Le passage d'une formule à l'autre suit toujours le même chemin : une décision d'assemblée générale à la majorité absolue de l'article 25, préparée en amont. Concrètement, il s'agit d'inscrire à l'ordre du jour la candidature du nouveau syndic, ou l'adoption de la forme coopérative, pièces à l'appui ; la procédure est détaillée dans notre article sur la désignation du syndic. Et si vous hésitez entre plusieurs cabinets, rappelez-vous que la mise en concurrence triennale est de toute façon une obligation du conseil syndical : autant en profiter pour interroger toutes les formules.
L'essentiel à retenir
Il n'existe pas de « meilleur » type de syndic dans l'absolu : le professionnel s'impose dès que l'immeuble a des équipements ou du personnel, le bénévolat et la coopérative sont taillés pour les petites copropriétés soudées, le syndic en ligne occupe l'entre-deux. Le bon réflexe consiste à comparer plusieurs formules sur les caractéristiques réelles de votre immeuble : le comparateur SyndiCompare interroge en quelques minutes les syndics actifs sur votre secteur.
Vos questions sur le sujet
Une petite copropriété est-elle obligée de prendre un syndic professionnel ?
Non.

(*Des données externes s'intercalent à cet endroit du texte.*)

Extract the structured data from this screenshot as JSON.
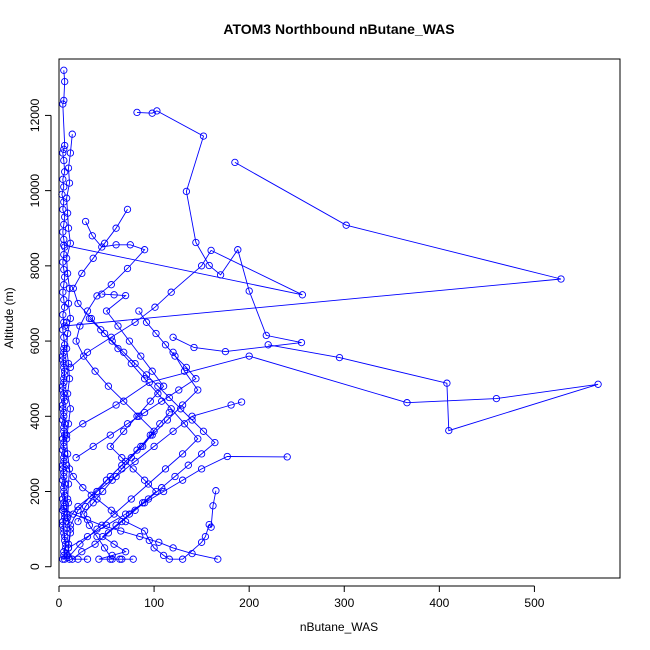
{
  "chart_data": {
    "type": "line",
    "title": "ATOM3 Northbound nButane_WAS",
    "xlabel": "nButane_WAS",
    "ylabel": "Altitude (m)",
    "xlim": [
      0,
      590
    ],
    "ylim": [
      -300,
      13500
    ],
    "xticks": [
      0,
      100,
      200,
      300,
      400,
      500
    ],
    "yticks": [
      0,
      2000,
      4000,
      6000,
      8000,
      10000,
      12000
    ],
    "color": "#0000ff",
    "marker": "open-circle",
    "grid": false,
    "series": [
      {
        "x": [
          5,
          6,
          5,
          4,
          6,
          5,
          4,
          5,
          6,
          4,
          5,
          3,
          5,
          4,
          6,
          5,
          4,
          5,
          6,
          5,
          4,
          5,
          6,
          5,
          4,
          5,
          6,
          4,
          5,
          4,
          5,
          6,
          5,
          4,
          5,
          6,
          5,
          4,
          5,
          4,
          5,
          4,
          5,
          6,
          5,
          4,
          5,
          4,
          5,
          4,
          5,
          6,
          5,
          4
        ],
        "y": [
          13200,
          12900,
          12400,
          12300,
          11200,
          11100,
          11000,
          10800,
          10500,
          10300,
          10100,
          9900,
          9700,
          9500,
          9300,
          9100,
          8900,
          8700,
          8500,
          8300,
          8100,
          7900,
          7700,
          7500,
          7300,
          7100,
          6900,
          6700,
          6500,
          6300,
          6100,
          5900,
          5700,
          5500,
          5300,
          5100,
          4900,
          4700,
          4500,
          4300,
          4100,
          3900,
          3700,
          3500,
          3300,
          3100,
          2900,
          2700,
          2500,
          2300,
          2100,
          1900,
          1700,
          1500
        ]
      },
      {
        "x": [
          6,
          4,
          5,
          6,
          7,
          5,
          4,
          6,
          5,
          7,
          6,
          5,
          4,
          6,
          5,
          4,
          5,
          6,
          5,
          4,
          5,
          6,
          5,
          4,
          5,
          6,
          5,
          4,
          6,
          5,
          4,
          5,
          6,
          5,
          4,
          5
        ],
        "y": [
          1300,
          1100,
          900,
          700,
          500,
          300,
          200,
          200,
          400,
          600,
          800,
          1000,
          1200,
          1400,
          1600,
          1800,
          2000,
          2200,
          2400,
          2600,
          2800,
          3000,
          3200,
          3400,
          3600,
          3800,
          4000,
          4200,
          4400,
          4600,
          4800,
          5000,
          5200,
          5400,
          5600,
          5800
        ]
      },
      {
        "x": [
          14,
          12,
          10,
          11,
          8,
          9,
          10,
          12,
          8,
          9,
          11,
          10,
          12,
          9,
          8,
          10,
          11,
          9,
          12,
          10,
          8,
          9,
          11,
          10,
          9,
          8,
          12,
          10,
          9,
          11,
          10,
          12,
          9,
          10
        ],
        "y": [
          11500,
          11000,
          10600,
          10200,
          9800,
          9400,
          9000,
          8600,
          8200,
          7800,
          7400,
          7000,
          6600,
          6200,
          5800,
          5400,
          5000,
          4600,
          4200,
          3800,
          3400,
          3000,
          2600,
          2200,
          1800,
          1400,
          1000,
          600,
          300,
          200,
          500,
          900,
          1300,
          1700
        ]
      },
      {
        "x": [
          82,
          98,
          103,
          152,
          134,
          144,
          158,
          170,
          188,
          200,
          218,
          255,
          175,
          142,
          120
        ],
        "y": [
          12080,
          12060,
          12120,
          11450,
          9980,
          8620,
          8010,
          7760,
          8430,
          7330,
          6150,
          5960,
          5720,
          5830,
          6100
        ]
      },
      {
        "x": [
          185,
          302,
          528,
          6,
          8
        ],
        "y": [
          10750,
          9080,
          7650,
          6400,
          6500
        ]
      },
      {
        "x": [
          5,
          256,
          160,
          150,
          118,
          101,
          80,
          55,
          30,
          12
        ],
        "y": [
          8550,
          7230,
          8410,
          8000,
          7300,
          6900,
          6500,
          6100,
          5700,
          5300
        ]
      },
      {
        "x": [
          220,
          295,
          408,
          410,
          567,
          460,
          366,
          200,
          95,
          60,
          25,
          8
        ],
        "y": [
          5900,
          5560,
          4880,
          3620,
          4850,
          4470,
          4360,
          5600,
          4900,
          4300,
          3800,
          3500
        ]
      },
      {
        "x": [
          192,
          181,
          140,
          120,
          100,
          80,
          60,
          40,
          20,
          8
        ],
        "y": [
          4380,
          4300,
          4000,
          3600,
          3200,
          2800,
          2400,
          2000,
          1600,
          1200
        ]
      },
      {
        "x": [
          240,
          177,
          150,
          130,
          110,
          90,
          70,
          50,
          30,
          10
        ],
        "y": [
          2920,
          2930,
          2600,
          2300,
          2000,
          1700,
          1400,
          1100,
          800,
          500
        ]
      },
      {
        "x": [
          165,
          162,
          160,
          158,
          154,
          150,
          130,
          116,
          110,
          100,
          95,
          90,
          70,
          55,
          40,
          25,
          15,
          8
        ],
        "y": [
          2020,
          1620,
          1050,
          1120,
          800,
          650,
          200,
          200,
          300,
          500,
          700,
          950,
          1200,
          1500,
          1800,
          2100,
          2400,
          2700
        ]
      },
      {
        "x": [
          167,
          140,
          120,
          105,
          85,
          65,
          45,
          30,
          15,
          5
        ],
        "y": [
          200,
          350,
          500,
          650,
          800,
          950,
          1100,
          1250,
          1400,
          1550
        ]
      },
      {
        "x": [
          28,
          35,
          45,
          60,
          75,
          90,
          72,
          55,
          40,
          30,
          22,
          18,
          26,
          38,
          52,
          68,
          84,
          100,
          88,
          70,
          54,
          40,
          28,
          20
        ],
        "y": [
          9180,
          8800,
          8500,
          8560,
          8560,
          8430,
          7930,
          7500,
          7200,
          6800,
          6400,
          6000,
          5600,
          5200,
          4800,
          4400,
          4000,
          3600,
          3200,
          2800,
          2400,
          2000,
          1600,
          1200
        ]
      },
      {
        "x": [
          72,
          60,
          48,
          36,
          24,
          15,
          20,
          34,
          48,
          62,
          76,
          90,
          104,
          118,
          132,
          146,
          130,
          112,
          94,
          76,
          58,
          40,
          22,
          10
        ],
        "y": [
          9500,
          9000,
          8600,
          8200,
          7800,
          7400,
          7000,
          6600,
          6200,
          5800,
          5400,
          5000,
          4600,
          4200,
          3800,
          3400,
          3000,
          2600,
          2200,
          1800,
          1400,
          1000,
          600,
          250
        ]
      },
      {
        "x": [
          45,
          58,
          70,
          50,
          62,
          74,
          86,
          98,
          110,
          96,
          82,
          68,
          54,
          66,
          78,
          90,
          102,
          88,
          74,
          60,
          46,
          58,
          70,
          56,
          42,
          54,
          66,
          78,
          64
        ],
        "y": [
          7250,
          7230,
          7210,
          6800,
          6400,
          6000,
          5600,
          5200,
          4800,
          4400,
          4000,
          3600,
          3200,
          2900,
          2600,
          2300,
          2000,
          1700,
          1400,
          1100,
          800,
          600,
          400,
          300,
          200,
          200,
          200,
          200,
          200
        ]
      },
      {
        "x": [
          32,
          44,
          56,
          68,
          80,
          92,
          104,
          116,
          128,
          140,
          152,
          164,
          150,
          136,
          122,
          108,
          94,
          80,
          66,
          52,
          38,
          24,
          14,
          20,
          30
        ],
        "y": [
          6600,
          6300,
          6000,
          5700,
          5400,
          5100,
          4800,
          4500,
          4200,
          3900,
          3600,
          3300,
          3000,
          2700,
          2400,
          2100,
          1800,
          1500,
          1200,
          900,
          600,
          400,
          200,
          200,
          200
        ]
      },
      {
        "x": [
          120,
          132,
          146,
          130,
          114,
          98,
          82,
          66,
          50,
          34,
          20,
          12
        ],
        "y": [
          5700,
          5200,
          4700,
          4300,
          3900,
          3500,
          3100,
          2700,
          2300,
          1900,
          1500,
          1100
        ]
      },
      {
        "x": [
          84,
          92,
          102,
          112,
          122,
          134,
          144,
          126,
          108,
          90,
          72,
          54,
          36,
          18
        ],
        "y": [
          6800,
          6500,
          6200,
          5900,
          5600,
          5300,
          5000,
          4700,
          4400,
          4100,
          3800,
          3500,
          3200,
          2900
        ]
      },
      {
        "x": [
          56,
          48,
          40,
          32,
          26,
          36,
          46,
          56,
          66,
          76,
          86,
          96,
          106,
          116
        ],
        "y": [
          200,
          500,
          800,
          1100,
          1400,
          1700,
          2000,
          2300,
          2600,
          2900,
          3200,
          3500,
          3800,
          4100
        ]
      }
    ]
  }
}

La loi impose un syndic, pas un professionnel : un copropriétaire peut être élu syndic bénévole, ou la copropriété peut adopter la forme coopérative. Ces formules conviennent surtout aux petits immeubles : 45 % des copropriétés françaises comptent de 2 à 15 lots.
Qui peut être syndic bénévole ?
Tout copropriétaire possédant au moins un lot dans l'immeuble, élu par l'assemblée générale à la majorité absolue de l'article 25. Il assume les mêmes obligations qu'un professionnel : compte bancaire séparé, comptabilité du syndicat, immatriculation au registre et assemblée générale annuelle.
Un syndic bénévole peut-il être rémunéré ?
Oui, modestement : l'assemblée générale peut voter un défraiement ou des honoraires. Il reste un syndic « non professionnel » tant que cette activité ne constitue pas sa profession ; au-delà, il devrait remplir les conditions de la loi Hoguet (carte professionnelle, garantie financière).
Le syndic en ligne offre-t-il les mêmes garanties qu'un cabinet traditionnel ?
Oui sur le plan légal : un syndic en ligne est un professionnel de plein exercice, avec carte professionnelle, garantie financière, assurance et contrat type obligatoire. La différence porte sur le mode de service : gestion à distance, extranet, présence physique réduite sur site.